When a solution is submitted, we use axe-core to run an automated audit of your code.

This picks out common accessibility issues like not using semantic HTML and not having proper heading hierarchies, among others.

This automated audit is fairly surface level, so we encourage to you review the project and code in more detail with accessibility best practices in mind.

How does the CSS report work?

When a solution is submitted, we use stylelint to run an automated check on the CSS code.

We've added some of our own linting rules based on recommended best practices. These rules are prefixed with frontend-mentor/ which you'll see at the top of each issue in the report.

The report will audit all CSS, SCSS and Less files in your repository.

How does the HTML validation report work?

When a solution is submitted, we use html-validate to run an automated check on the HTML code.

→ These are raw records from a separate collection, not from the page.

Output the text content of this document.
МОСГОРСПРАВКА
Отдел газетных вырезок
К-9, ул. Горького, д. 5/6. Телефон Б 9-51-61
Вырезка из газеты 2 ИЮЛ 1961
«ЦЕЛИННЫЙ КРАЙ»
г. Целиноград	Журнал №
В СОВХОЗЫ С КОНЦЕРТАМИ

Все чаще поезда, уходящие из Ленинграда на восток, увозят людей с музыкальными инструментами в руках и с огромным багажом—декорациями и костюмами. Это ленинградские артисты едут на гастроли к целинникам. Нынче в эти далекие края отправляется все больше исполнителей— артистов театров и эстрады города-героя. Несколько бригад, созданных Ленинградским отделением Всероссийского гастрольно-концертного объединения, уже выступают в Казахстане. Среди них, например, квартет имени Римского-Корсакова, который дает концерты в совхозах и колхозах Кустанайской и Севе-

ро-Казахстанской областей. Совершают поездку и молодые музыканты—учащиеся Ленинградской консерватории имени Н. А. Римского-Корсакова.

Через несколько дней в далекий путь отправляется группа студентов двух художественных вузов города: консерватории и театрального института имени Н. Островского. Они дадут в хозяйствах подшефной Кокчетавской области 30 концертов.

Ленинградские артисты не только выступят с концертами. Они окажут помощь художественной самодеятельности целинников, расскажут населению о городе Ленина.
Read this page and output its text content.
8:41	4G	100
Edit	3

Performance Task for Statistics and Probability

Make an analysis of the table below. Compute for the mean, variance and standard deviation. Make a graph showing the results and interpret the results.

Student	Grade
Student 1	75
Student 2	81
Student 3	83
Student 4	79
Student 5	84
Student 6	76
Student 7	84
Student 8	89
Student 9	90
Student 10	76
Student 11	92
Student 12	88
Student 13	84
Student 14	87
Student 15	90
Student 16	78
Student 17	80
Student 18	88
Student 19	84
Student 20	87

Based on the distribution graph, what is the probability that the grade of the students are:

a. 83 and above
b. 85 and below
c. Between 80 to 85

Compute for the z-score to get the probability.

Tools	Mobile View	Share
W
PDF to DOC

The report picks out common HTML issues such as not using headings within section elements and incorrect nesting of elements, among others.

Note that the report can pick up “invalid” attributes, which some frameworks automatically add to the HTML. These attributes are crucial for how the frameworks function, although they’re technically not valid HTML. As such, some projects can show up with many HTML validation errors, which are benign and are a necessary part of the framework.

How does the JavaScript validation report work?

When a solution is submitted, we use eslint to run an automated check on the JavaScript code.

The report picks out common JavaScript issues such as not using semicolons and using var instead of let or const, among others.

The report will audit all JS and JSX files in your repository. We currently do not support Typescript or other frontend frameworks.